In the Data Mesh paradigm, governance plays a crucial role in ensuring safety, reliability, and validity of the data products within the mesh network. A good governance ensures that data is correctly delivered, securely used, high-quality guaranteed, regulation compliant, respectful of privacy, and easy to use.

Unlike in the past, where rigid centralized models were the norm, such approaches don't fit well with mesh network's flexibility. In the mesh era, an automated, shared approach to governance is envisioned, where rules are built into products and domains. This approach, called Federated Computational Governance, lets product and platform owners jointly make decisions. It allows local rules for products while requiring domains to follow broader guidelines. Furthermore, governance enables products to work together smoothly through agreed-upon standards, fostering collaboration among all elements involved in the mesh.

From an organizational perspective, the data mesh operates as a federation. It features an organizational structure comprised of domains, each enjoying sufficient internal autonomy.
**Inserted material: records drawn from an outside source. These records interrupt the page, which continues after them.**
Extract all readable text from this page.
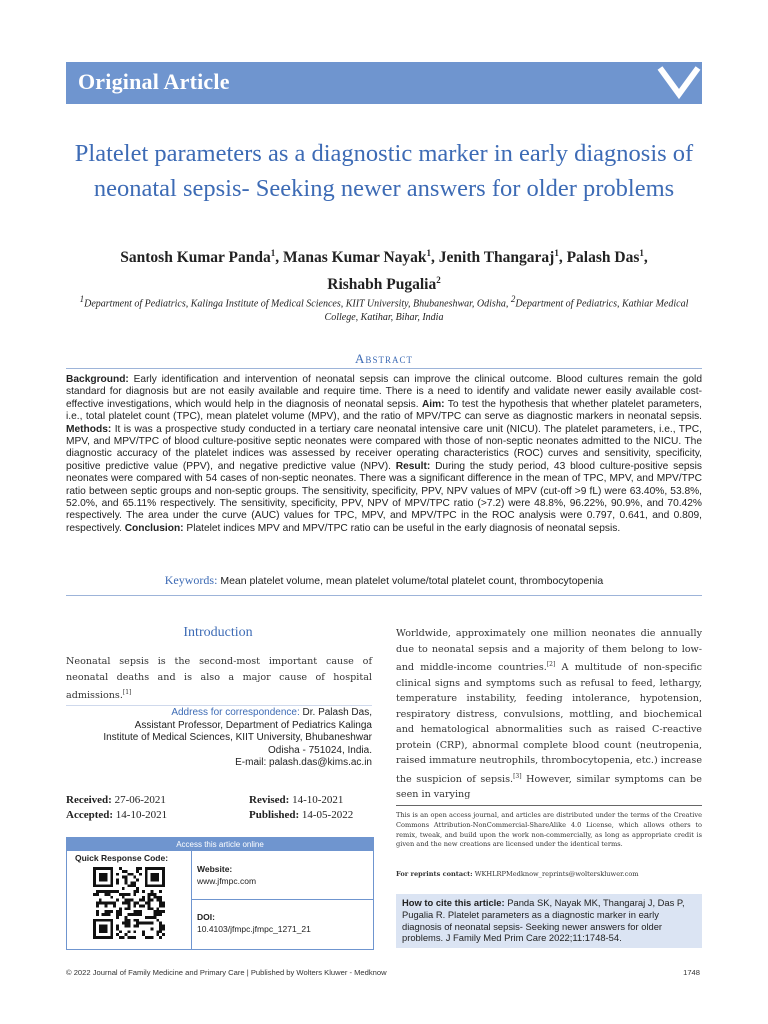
Original Article
Platelet parameters as a diagnostic marker in early diagnosis of neonatal sepsis- Seeking newer answers for older problems
Santosh Kumar Panda$^1$, Manas Kumar Nayak$^1$, Jenith Thangaraj$^1$, Palash Das$^1$,
Rishabh Pugalia$^2$
$^1$Department of Pediatrics, Kalinga Institute of Medical Sciences, KIIT University, Bhubaneshwar, Odisha, $^2$Department of Pediatrics, Kathiar Medical College, Katihar, Bihar, India
Abstract
Background: Early identification and intervention of neonatal sepsis can improve the clinical outcome. Blood cultures remain the gold standard for diagnosis but are not easily available and require time. There is a need to identify and validate newer easily available cost-effective investigations, which would help in the diagnosis of neonatal sepsis. Aim: To test the hypothesis that whether platelet parameters, i.e., total platelet count (TPC), mean platelet volume (MPV), and the ratio of MPV/TPC can serve as diagnostic markers in neonatal sepsis. Methods: It is was a prospective study conducted in a tertiary care neonatal intensive care unit (NICU). The platelet parameters, i.e., TPC, MPV, and MPV/TPC of blood culture-positive septic neonates were compared with those of non-septic neonates admitted to the NICU. The diagnostic accuracy of the platelet indices was assessed by receiver operating characteristics (ROC) curves and sensitivity, specificity, positive predictive value (PPV), and negative predictive value (NPV). Result: During the study period, 43 blood culture-positive sepsis neonates were compared with 54 cases of non-septic neonates. There was a significant difference in the mean of TPC, MPV, and MPV/TPC ratio between septic groups and non-septic groups. The sensitivity, specificity, PPV, NPV values of MPV (cut-off >9 fL) were 63.40%, 53.8%, 52.0%, and 65.11% respectively. The sensitivity, specificity, PPV, NPV of MPV/TPC ratio (>7.2) were 48.8%, 96.22%, 90.9%, and 70.42% respectively. The area under the curve (AUC) values for TPC, MPV, and MPV/TPC in the ROC analysis were 0.797, 0.641, and 0.809, respectively. Conclusion: Platelet indices MPV and MPV/TPC ratio can be useful in the early diagnosis of neonatal sepsis.
Keywords: Mean platelet volume, mean platelet volume/total platelet count, thrombocytopenia
Introduction
Neonatal sepsis is the second-most important cause of neonatal deaths and is also a major cause of hospital admissions.[1]
Address for correspondence: Dr. Palash Das,
Assistant Professor, Department of Pediatrics Kalinga
Institute of Medical Sciences, KIIT University, Bhubaneshwar
Odisha - 751024, India.
E-mail: palash.das@kims.ac.in
Received: 27-06-2021	Revised: 14-10-2021
Accepted: 14-10-2021	Published: 14-05-2022
Access this article online
Quick Response Code:
Website:
www.jfmpc.com
DOI:
10.4103/jfmpc.jfmpc_1271_21
Worldwide, approximately one million neonates die annually due to neonatal sepsis and a majority of them belong to low- and middle-income countries.[2] A multitude of non-specific clinical signs and symptoms such as refusal to feed, lethargy, temperature instability, feeding intolerance, hypotension, respiratory distress, convulsions, mottling, and biochemical and hematological abnormalities such as raised C-reactive protein (CRP), abnormal complete blood count (neutropenia, raised immature neutrophils, thrombocytopenia, etc.) increase the suspicion of sepsis.[3] However, similar symptoms can be seen in varying
This is an open access journal, and articles are distributed under the terms of the Creative Commons Attribution-NonCommercial-ShareAlike 4.0 License, which allows others to remix, tweak, and build upon the work non-commercially, as long as appropriate credit is given and the new creations are licensed under the identical terms.
For reprints contact: WKHLRPMedknow_reprints@wolterskluwer.com
How to cite this article: Panda SK, Nayak MK, Thangaraj J, Das P, Pugalia R. Platelet parameters as a diagnostic marker in early diagnosis of neonatal sepsis- Seeking newer answers for older problems. J Family Med Prim Care 2022;11:1748-54.
© 2022 Journal of Family Medicine and Primary Care | Published by Wolters Kluwer - Medknow	1748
Domains oversee and manage their data products, retaining control over their modeling and distribution. They determine which Service Level Objectives (SLOs) to guarantee for their data products and they must ensure consumer satisfaction. The data mesh introduces an operational governance model leveraging federated decision-making. The Federated Governance Committee is a federated group of platform and domain stakeholders, including: domain representatives, platform representatives (platform owners and platform architects), subject matter experts (specializing in security, compliance, privacy, and regulations), and managers.

In such a framework, the platform plays a central role in supporting the governance in a computational manner via:

  • Standards as Code: many policies can be consistently implemented across all data products.

  • Policies as Code: all data products must implement global policies for compliance, access control, audit, and privacy. The platform can ensure that policies are defined via code, versioned, tested and continuously executed throughout the data product lifecycle.

  • Automated tests: the platform can perform automated tests to ensure that data products always expose intact and high-quality metadata.

  • Automated monitoring: the platform can conduct continuous and automated monitoring and trigger alarms in case of issues.

Specifically, these computational policies validate the compliance and completeness of metadata specified in the Data Product Descriptor. They can be either non-blocking or blocking: non-blocking policies allow lifecycle stages to proceed even if violations occur, while enabling anomalies to be tracked through the Experience Plane; blocking policies, however, prevent progression until issues are resolved, playing a key role in enabling automation of certain lifecycle stages and ensuring correct management of data products.